White House press secretary Karine Jean-Pierre could not point to instances when Biden attempted to change the funding designation. The White House also could not immediately explain why the project was moving forward now.

The Biden administration is waiving 26 federal laws to make way for unfinished border wall construction in South Texas, according to documents formally published in the federal register Thursday.

The waivers include ones for the Clean Air Act, Safe Drinking Water Act and Endangered Species Act allow for border barrier construction in select areas of Starr County, Texas.

In explaining the rationale for the move, made amid a migrant surge, GOP outrage and Democratic criticism, Homeland Security Secretary Alejandro Mayorkas said, “there is presently an acute and immediate need to construct physical barriers,” even as Biden repeated to ABC Senior White House Correspondent Selina Wang Thursday his argument that a wall isn’t effective.

Biden pledged during his 2020 presidential campaign against then-President Trump that his administration would not build “another foot of wall.” But the Department of Homeland Security is required to use the funds appropriated in 2019 on border barrier construction, a Customs and Border Protection spokesperson said in a statement Thursday.

Construction plans from Customs and Border Protection describe an 18-foot portable barrier, different from the 30-foot bollard design used during much of the Trump administration. Trump’s design at times required blowing up land to lay the foundation for his wall, as ABC News reported in 2020.

“CBP remains committed to protecting the nation’s cultural and natural resources and will implement sound environmental practices as part of the project covered by this waiver,” the spokesperson said.

Border officials have said barriers, and the infrastructure that comes with them, can help focus patrols and allow agents to apprehend migrants more efficiently. However, migrants have been known to evade barrier sections, crossing in more dangerous and remote areas.

Further, barriers constructed above the official borderline do not prevent migrants from turning themselves into authorities and initiating an asylum claim. Once a non-citizen crosses the official international boundary – which exists in the middle of the river along much of the Rio Grande Valley region – they are legally allowed to fight deportation proceedings.

The construction authorized under the waivers will span a total of 17 miles in Starr County, Texas, where wall building was left incomplete, and wouldn’t be continuous.

“This is not a new barrier announcement,” Homeland Security spokesperson Luis Miranda said in a statement. “The specific construction in the [Rio Grande Valley] was announced in June, and as made clear then, DHS continues to prioritize deploying technology and other system elements.”

The announcement stirred the ire of environmental advocates who fought the Trump administration’s construction efforts for years.

“It’s disheartening to see President Biden stoop to this level, casting aside our nation’s bedrock environmental laws to build ineffective wildlife-killing border walls,” said Laiken Jordahl, Southwest conservation advocate at the Center for Biological Diversity. “Starr County is home to some of the most spectacular and biologically important habitat left in Texas and now bulldozers are preparing to rip right through it.

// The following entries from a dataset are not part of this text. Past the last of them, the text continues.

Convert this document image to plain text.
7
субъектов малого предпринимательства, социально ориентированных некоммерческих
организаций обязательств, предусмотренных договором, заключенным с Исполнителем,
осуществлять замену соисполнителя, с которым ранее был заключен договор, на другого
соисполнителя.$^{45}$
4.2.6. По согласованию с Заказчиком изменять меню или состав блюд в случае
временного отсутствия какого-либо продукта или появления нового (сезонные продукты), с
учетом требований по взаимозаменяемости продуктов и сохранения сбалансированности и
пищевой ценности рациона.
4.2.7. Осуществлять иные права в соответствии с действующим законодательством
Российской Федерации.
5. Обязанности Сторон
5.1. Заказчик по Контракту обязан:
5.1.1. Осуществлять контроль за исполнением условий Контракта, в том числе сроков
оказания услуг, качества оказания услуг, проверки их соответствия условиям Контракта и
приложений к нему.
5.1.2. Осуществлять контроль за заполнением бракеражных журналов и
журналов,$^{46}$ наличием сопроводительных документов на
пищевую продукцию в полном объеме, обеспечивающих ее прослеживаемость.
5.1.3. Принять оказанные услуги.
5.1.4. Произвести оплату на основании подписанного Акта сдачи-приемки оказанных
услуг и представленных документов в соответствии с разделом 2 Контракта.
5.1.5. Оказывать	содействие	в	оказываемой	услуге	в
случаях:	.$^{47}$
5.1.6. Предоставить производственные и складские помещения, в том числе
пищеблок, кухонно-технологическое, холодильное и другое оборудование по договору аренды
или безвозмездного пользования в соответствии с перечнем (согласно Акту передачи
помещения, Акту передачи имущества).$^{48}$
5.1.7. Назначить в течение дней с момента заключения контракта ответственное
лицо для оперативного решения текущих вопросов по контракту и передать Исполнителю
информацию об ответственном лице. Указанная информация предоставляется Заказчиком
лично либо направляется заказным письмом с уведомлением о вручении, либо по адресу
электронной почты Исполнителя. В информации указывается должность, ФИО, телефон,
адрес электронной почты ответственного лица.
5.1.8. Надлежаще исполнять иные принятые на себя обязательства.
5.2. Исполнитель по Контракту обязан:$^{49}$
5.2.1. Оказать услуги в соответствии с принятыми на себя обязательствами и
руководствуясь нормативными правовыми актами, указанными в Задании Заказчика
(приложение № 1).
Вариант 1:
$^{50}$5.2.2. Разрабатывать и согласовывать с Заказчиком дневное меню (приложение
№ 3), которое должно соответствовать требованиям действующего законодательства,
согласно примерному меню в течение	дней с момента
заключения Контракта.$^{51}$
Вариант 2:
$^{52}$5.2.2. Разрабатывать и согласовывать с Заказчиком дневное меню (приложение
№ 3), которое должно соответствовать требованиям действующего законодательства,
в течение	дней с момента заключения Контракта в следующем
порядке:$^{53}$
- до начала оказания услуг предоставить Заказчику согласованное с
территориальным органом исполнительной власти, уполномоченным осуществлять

This is a horrific step backwards for the borderlands.”

Legacy landowners and local leaders in the region told ABC News they have not been consulted or informed of plans for barrier construction. Many are committed to “fighting” any new construction.

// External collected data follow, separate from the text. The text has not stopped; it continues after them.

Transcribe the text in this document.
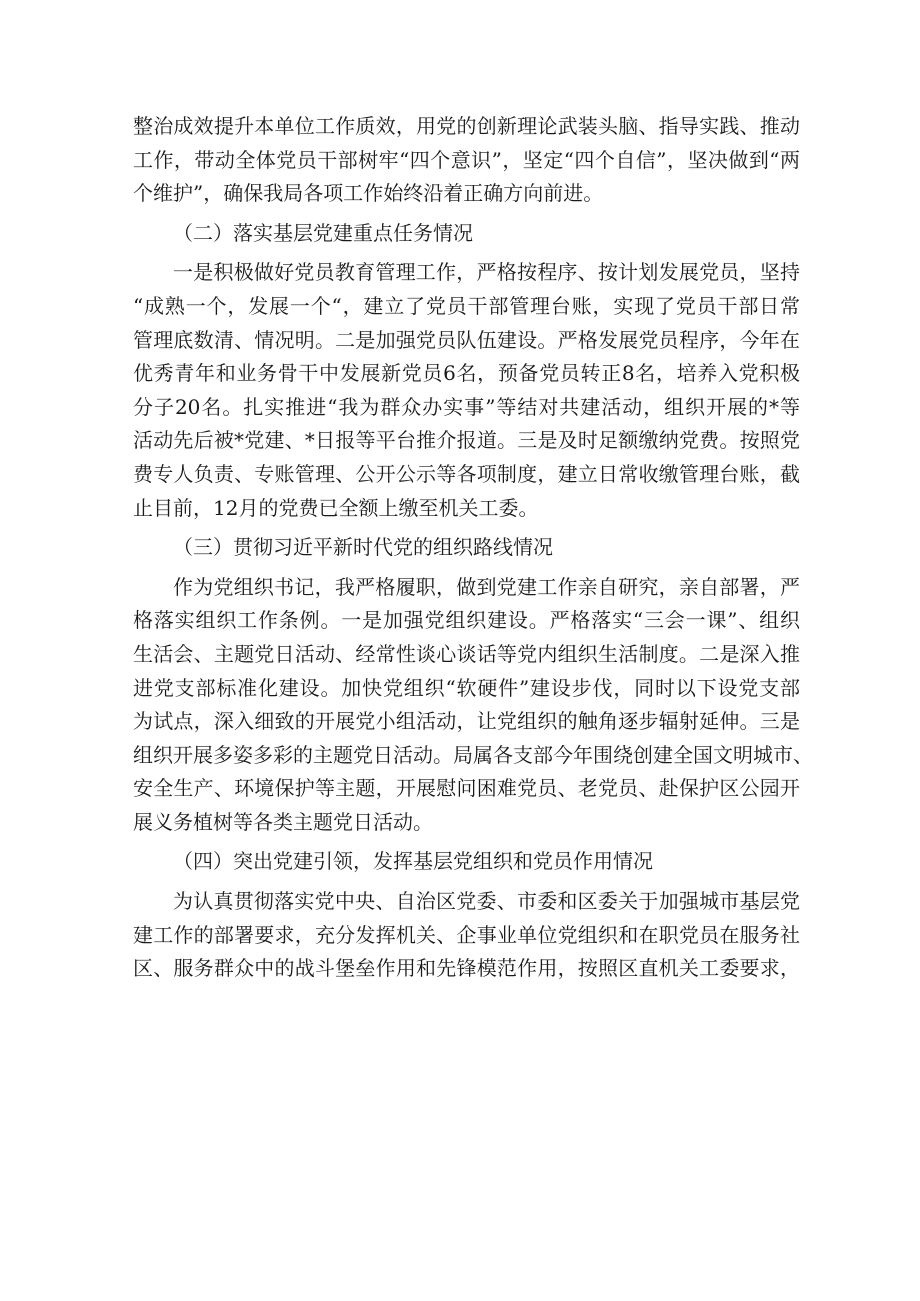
整治成效提升本单位工作质效，用党的创新理论武装头脑、指导实践、推动
工作，带动全体党员干部树牢“四个意识”，坚定“四个自信”，坚决做到“两
个维护”，确保我局各项工作始终沿着正确方向前进。
（二）落实基层党建重点任务情况
一是积极做好党员教育管理工作，严格按程序、按计划发展党员，坚持
“成熟一个，发展一个“，建立了党员干部管理台账，实现了党员干部日常
管理底数清、情况明。二是加强党员队伍建设。严格发展党员程序，今年在
优秀青年和业务骨干中发展新党员6名，预备党员转正8名，培养入党积极
分子20名。扎实推进“我为群众办实事”等结对共建活动，组织开展的*等
活动先后被*党建、*日报等平台推介报道。三是及时足额缴纳党费。按照党
费专人负责、专账管理、公开公示等各项制度，建立日常收缴管理台账，截
止目前，12月的党费已全额上缴至机关工委。
（三）贯彻习近平新时代党的组织路线情况
作为党组织书记，我严格履职，做到党建工作亲自研究，亲自部署，严
格落实组织工作条例。一是加强党组织建设。严格落实“三会一课”、组织
生活会、主题党日活动、经常性谈心谈话等党内组织生活制度。二是深入推
进党支部标准化建设。加快党组织“软硬件”建设步伐，同时以下设党支部
为试点，深入细致的开展党小组活动，让党组织的触角逐步辐射延伸。三是
组织开展多姿多彩的主题党日活动。局属各支部今年围绕创建全国文明城市、
安全生产、环境保护等主题，开展慰问困难党员、老党员、赴保护区公园开
展义务植树等各类主题党日活动。
（四）突出党建引领，发挥基层党组织和党员作用情况
为认真贯彻落实党中央、自治区党委、市委和区委关于加强城市基层党
建工作的部署要求，充分发挥机关、企事业单位党组织和在职党员在服务社
区、服务群众中的战斗堡垒作用和先锋模范作用，按照区直机关工委要求，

“What the hell! We can’t catch a break down here,” one Starr County landowner told ABC News. “This feels like what we had to go through 3 years ago. We haven’t been told anything and it’s frustrating.”

The Biden administration announced last year it would work to close gaps in the barriers and fix incomplete construction zones. The work also involved cleaning up abandoned construction sites and finishing gates that agents used on patrols.